The story takes place in 1984 and centers on the intertwined lives of a half-dozen people, some of whom are heterosexual, others bisexual and homosexual. Adrien (Michel Blanc), a homosexual doctor in his 50s, is infatuated with Manu (Johan Libereau), a gay man in his 20’s. Manu becomes involved with Mehdi (Sami Bouajila), a French Moroccan police detective on the morals squad. Mehdi is married to a writer, Sarah (Emmanuelle Beart), who also has lovers outside her marriage. Manu lives with his sister, Julie (Julie Depardieu), who appears to have a future as an opera singer.

Like a Robert Altman film, the characters interact and react to one another, but in this case everyone knows one another. The scenes of southern France and the coast are lovely, and the couplings are done with restraint and are never coarse. The film, however, is devoid of satisfaction, and I was never involved in the lives of any of the characters. Also, the world changed with the onset of AIDS in the early ’80s. The scene of Manu being stricken with Kaposi’s sarcoma, evidenced by the sores on his face and body, would have shocked an audience years ago seeing it for the first time.
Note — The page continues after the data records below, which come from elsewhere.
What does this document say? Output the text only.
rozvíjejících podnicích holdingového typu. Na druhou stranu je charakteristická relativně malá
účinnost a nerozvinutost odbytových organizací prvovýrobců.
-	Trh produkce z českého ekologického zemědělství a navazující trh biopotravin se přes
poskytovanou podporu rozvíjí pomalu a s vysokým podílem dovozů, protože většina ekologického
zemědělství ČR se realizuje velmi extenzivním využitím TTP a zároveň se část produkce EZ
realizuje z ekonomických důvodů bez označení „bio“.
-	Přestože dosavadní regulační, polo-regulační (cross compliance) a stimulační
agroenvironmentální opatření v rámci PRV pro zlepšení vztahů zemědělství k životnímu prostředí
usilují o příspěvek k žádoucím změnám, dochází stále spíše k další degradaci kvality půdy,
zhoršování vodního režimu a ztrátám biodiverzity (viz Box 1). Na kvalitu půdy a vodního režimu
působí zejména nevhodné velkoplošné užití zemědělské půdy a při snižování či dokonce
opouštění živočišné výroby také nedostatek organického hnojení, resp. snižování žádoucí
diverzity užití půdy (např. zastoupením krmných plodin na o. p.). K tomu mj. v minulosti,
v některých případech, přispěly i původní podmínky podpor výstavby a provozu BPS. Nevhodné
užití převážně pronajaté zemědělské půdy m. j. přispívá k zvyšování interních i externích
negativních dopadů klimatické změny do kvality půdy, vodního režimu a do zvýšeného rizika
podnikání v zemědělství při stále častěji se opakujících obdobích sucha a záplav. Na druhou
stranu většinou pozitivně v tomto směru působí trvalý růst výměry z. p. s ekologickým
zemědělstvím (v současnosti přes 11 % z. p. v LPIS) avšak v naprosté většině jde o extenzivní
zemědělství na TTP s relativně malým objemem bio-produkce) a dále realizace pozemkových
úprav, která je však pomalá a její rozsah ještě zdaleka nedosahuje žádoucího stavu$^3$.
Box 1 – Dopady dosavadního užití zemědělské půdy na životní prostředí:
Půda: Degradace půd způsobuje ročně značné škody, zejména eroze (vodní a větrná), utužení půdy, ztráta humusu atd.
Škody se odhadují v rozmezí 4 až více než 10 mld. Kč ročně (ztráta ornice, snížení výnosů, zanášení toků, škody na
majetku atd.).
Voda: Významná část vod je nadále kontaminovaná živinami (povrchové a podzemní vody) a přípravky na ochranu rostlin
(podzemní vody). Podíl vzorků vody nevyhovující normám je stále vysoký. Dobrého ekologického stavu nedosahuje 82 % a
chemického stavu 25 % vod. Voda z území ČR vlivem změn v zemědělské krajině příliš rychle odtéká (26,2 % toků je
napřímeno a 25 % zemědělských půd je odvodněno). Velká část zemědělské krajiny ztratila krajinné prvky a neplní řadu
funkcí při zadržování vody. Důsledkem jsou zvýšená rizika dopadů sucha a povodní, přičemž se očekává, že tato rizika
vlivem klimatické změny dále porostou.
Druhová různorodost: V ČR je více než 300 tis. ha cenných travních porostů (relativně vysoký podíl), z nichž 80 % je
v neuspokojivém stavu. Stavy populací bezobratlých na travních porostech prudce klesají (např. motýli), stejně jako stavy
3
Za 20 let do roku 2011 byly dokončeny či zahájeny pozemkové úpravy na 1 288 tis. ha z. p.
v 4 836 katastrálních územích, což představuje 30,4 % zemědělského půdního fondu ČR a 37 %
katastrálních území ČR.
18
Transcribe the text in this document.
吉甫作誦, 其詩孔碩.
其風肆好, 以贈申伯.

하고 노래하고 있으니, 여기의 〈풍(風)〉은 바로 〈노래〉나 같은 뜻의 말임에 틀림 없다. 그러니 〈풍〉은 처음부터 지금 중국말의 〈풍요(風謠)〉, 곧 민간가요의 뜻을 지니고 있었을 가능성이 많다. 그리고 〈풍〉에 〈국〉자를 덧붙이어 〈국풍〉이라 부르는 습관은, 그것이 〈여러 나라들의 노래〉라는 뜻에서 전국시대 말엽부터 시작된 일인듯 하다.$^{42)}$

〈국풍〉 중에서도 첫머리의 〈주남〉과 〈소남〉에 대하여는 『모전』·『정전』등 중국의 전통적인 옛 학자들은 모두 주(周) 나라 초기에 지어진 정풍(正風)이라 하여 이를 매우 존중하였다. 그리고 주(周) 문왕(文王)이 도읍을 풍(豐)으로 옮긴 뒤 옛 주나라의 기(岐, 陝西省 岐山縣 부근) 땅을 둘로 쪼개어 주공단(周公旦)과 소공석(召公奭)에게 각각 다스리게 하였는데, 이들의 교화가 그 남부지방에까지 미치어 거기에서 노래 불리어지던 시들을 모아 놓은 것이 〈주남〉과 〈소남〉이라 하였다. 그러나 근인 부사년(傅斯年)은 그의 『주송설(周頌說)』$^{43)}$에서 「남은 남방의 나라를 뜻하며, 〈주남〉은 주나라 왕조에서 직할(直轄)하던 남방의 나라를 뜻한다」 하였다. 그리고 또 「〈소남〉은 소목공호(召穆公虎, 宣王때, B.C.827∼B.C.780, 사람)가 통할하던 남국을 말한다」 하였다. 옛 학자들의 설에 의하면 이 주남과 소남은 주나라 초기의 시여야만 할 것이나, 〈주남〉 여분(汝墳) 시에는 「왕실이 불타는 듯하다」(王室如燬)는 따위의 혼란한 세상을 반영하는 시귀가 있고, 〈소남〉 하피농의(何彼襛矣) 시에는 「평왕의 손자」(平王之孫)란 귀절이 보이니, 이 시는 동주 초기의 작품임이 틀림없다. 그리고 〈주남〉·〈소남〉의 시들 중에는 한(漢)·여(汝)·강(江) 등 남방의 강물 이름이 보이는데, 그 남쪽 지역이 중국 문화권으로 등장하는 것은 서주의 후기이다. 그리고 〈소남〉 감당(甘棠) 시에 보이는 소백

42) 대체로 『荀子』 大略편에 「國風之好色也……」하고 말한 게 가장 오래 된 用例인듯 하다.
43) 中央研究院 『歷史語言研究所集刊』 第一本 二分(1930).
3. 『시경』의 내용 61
Today, audiences are totally familiar with the disease.

PT said: “If this movie had been made at the time we first became aware of the AIDS virus and its horrendous effect on the gay and other populations, it would have provided a powerful message. But we know so much now and have come so far in the recognition and treatment of the disease, that the story told lacks dramatic impact. When the central character falls ill with AIDS it impacts all those in his life — and that is well done, as is the gay scene in Paris. It’s an interesting film but not a great film.”